One such agency is the Biomedical Advanced Research and Development Authority, or BARDA. Created by Congress in 2006, one part of BARDA’s mission is to develop the medical countermeasures necessary to respond to the array of chemical, biological, radiological, and nuclear threats. BARDA manages Project BioShield, an initiative meant to promote private-sector investment in countermeasures essential to U.S. health security.
So far, the U.S. Food and Drug Administration has approved 62 different medical countermeasures resulting from Project BioShield. Some of the most exciting examples include sargramostim (Leukine), a treatment for acute radiation syndrome, and Silverlon, the first approved countermeasure for treating burns caused by mustard gas. Another is obiltoxaximab (Anthim), a monoclonal antibody used to treat anthrax infection. Even Moderna’s Covid-19 vaccine platform, Spikevax, was supported by BARDA.
But despite these success stories, America’s CBRN readiness is a decidedly mixed bag. When it comes to responding to threats, the past few years have provided a worrisome case study. The Strategic National Stockpile (SNS) is an important source of essential medical supplies during a pandemic or CBRN attack. But just weeks after Covid-19 arrived in the United States, the pandemic depleted the stockpile’s inventories of ventilators, masks, and gowns. The country must not get caught short again.
Revamping U.S. medical countermeasure preparedness first requires recognizing that the market for these products is fundamentally different from that of the rest of the pharmaceutical and medical device industries. By and large, these industries produce products regularly used by some predictable portion of the general population, from cancer treatments to glucose monitors.
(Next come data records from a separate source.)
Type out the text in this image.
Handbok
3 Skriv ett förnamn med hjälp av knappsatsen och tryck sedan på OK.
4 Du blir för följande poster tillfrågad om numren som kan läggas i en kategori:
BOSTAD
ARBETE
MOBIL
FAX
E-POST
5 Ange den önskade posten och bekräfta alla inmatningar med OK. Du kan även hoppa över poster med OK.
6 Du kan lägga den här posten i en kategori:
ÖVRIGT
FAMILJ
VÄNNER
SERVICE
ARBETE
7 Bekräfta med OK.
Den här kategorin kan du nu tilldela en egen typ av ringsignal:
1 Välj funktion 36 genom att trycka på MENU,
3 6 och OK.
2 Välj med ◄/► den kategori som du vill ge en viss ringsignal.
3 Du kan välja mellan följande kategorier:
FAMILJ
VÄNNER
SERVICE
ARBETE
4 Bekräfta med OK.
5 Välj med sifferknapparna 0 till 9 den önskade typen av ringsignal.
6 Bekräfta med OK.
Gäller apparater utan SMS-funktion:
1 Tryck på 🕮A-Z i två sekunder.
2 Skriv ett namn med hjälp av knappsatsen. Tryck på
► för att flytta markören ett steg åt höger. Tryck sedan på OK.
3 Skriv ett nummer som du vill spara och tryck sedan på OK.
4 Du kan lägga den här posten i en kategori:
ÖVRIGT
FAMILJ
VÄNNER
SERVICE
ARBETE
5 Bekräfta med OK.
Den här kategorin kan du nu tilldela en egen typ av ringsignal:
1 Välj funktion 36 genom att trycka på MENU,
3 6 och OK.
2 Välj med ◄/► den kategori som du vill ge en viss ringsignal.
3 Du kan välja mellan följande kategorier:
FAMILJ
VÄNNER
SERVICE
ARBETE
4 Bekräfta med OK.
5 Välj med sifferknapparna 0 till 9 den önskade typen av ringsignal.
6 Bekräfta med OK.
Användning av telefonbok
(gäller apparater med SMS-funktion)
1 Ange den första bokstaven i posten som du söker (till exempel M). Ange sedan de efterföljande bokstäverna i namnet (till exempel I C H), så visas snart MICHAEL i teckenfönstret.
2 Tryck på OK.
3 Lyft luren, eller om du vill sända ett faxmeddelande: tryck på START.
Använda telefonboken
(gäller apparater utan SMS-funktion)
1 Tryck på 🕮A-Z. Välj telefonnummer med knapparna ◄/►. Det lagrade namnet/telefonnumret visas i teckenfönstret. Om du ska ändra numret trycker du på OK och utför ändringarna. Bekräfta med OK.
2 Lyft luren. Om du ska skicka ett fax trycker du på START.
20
Countermeasures for CBRN threats, by contrast, have no commercial market and are used only in situations of dire emergency. The U.S. government is usually the only customer and, without government purchases in sufficient quantity, many of the companies making these lifesaving products would go out of business or abandon production of CBRN countermeasures in favor of products that are more commercially viable.
Neither of these attributes is conducive to strong private-sector investment. Federal officials need to craft policies that make public-private cooperation profitable for the private sector and cost effective for the government. Through Project BioShield, BARDA has provided funding directly to companies doing research on medical countermeasures. This federal support needs to grow alongside the growth in CBRN threats.
Even though chemical, biological, radiological, and nuclear weapons can put millions of lives at risk, the Project BioShield annual budget is about $780 million (equivalent to just 0.1% of yearly U.S. defense spending). And the Department of Health and Human Services’ fiscal 2023 budget request actually calls for a $10 million decrease in Project BioShield funding.
Funding for BARDA and the Strategic National Stockpile, meanwhile, lags behind national needs by hundreds of millions of dollars. The Biden administration itself acknowledges that BARDA needs $3 billion, yet it requested barely half that sum. Closing this funding gap for BARDA’s health security mission is an urgent priority for making Americans safer.
The HHS budget request proposes an additional $40 billion for “mandatory pandemic preparedness.” On the heels of Covid-19, that’s understandable. But U.S. policymakers and lawmakers need to broaden their vision to include preparing for human-generated chemical, biological, radiological, and nuclear threats as well. Preparedness requires robust government investment in private-sector innovation, starting now — before the unthinkable occurs.
Joe Lieberman is the co-chair of the Bipartisan Commission on Biodefense, and served in the U.S. Senate from 1989 to 2013 (D-Conn.). Michelle McMurry-Heath is a physician-scientist and president and CEO of the Biotechnology Innovation Organization.